Tom Grace, an eyewitness of a shooting that took place at the campus of Kent State University, described his emotions and feelings related to this event. During the student demonstration against the U.S. intervention in Cambodia, the National Guardsmen came and started to make the students leave by bayonets, tear-gas, stones, and shooting. Four students were killed during this event, nine were wounded, and many received a psychologically traumatic experience.
When the National Guardsmen came to the university, Grace felt that the presence of these armed people at the campus was wrong and hostile. He thought that it was them who should leave the university, and not the students who lived and studied there. After the trial, the officers were not punished for killing innocent people, but Grace supposed that some of them feel guilty for that.

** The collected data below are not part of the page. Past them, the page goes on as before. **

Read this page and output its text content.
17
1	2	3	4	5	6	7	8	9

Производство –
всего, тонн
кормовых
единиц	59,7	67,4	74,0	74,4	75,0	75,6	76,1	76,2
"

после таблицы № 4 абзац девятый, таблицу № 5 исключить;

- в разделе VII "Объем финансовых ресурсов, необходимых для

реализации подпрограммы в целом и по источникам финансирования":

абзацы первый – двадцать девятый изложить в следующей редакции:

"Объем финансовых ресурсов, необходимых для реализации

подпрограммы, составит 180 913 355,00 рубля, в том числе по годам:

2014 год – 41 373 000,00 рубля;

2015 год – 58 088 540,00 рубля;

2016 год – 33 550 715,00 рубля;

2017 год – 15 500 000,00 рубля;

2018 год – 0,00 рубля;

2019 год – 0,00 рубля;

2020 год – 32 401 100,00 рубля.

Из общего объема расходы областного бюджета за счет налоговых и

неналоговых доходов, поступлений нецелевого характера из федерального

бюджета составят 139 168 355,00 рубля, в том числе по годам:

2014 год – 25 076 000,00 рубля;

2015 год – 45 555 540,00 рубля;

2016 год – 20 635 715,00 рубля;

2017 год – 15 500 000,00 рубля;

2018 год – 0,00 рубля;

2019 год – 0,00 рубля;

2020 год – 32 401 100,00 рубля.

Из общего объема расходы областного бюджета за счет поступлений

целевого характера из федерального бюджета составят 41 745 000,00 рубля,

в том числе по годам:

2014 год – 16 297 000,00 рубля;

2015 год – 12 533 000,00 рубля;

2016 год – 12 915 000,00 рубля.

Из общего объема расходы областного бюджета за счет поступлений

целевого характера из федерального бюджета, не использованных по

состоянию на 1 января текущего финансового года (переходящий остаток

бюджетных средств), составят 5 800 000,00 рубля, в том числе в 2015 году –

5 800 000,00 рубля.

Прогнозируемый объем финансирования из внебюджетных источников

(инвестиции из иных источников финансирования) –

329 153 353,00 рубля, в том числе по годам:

Grace’s account of events allows one to see the event with the eyes of a person who was there. It could serve as evidence during the trial against the officers who shot the students. As for the inscription of the memorial, Grace’s variant “On May 4, 1970, units of the Ohio National Guard Company H. 107th Armored Cavalry (Troop G) and Company A, 145th Infantry Regiment shot and killed four student protesters and wounded nine others during a demonstration against the U.S. invasion of Cambodia” describes the event as it is (Grace, 1970). However, it perhaps does not allow to feel the horror that felt these students and the injustice of their shooting. I would suggest an inscription: “Here four students who wanted to live in a peaceful country were killed by the soldiers of this country. May 4, 1970”. It can make the reader remember the student’s ideas for which they had to die and to realize that the soldiers that were supposed to protect the people shot them instead.
Work Cited
Grace, Tom. The Shooting at Kent State, 1970.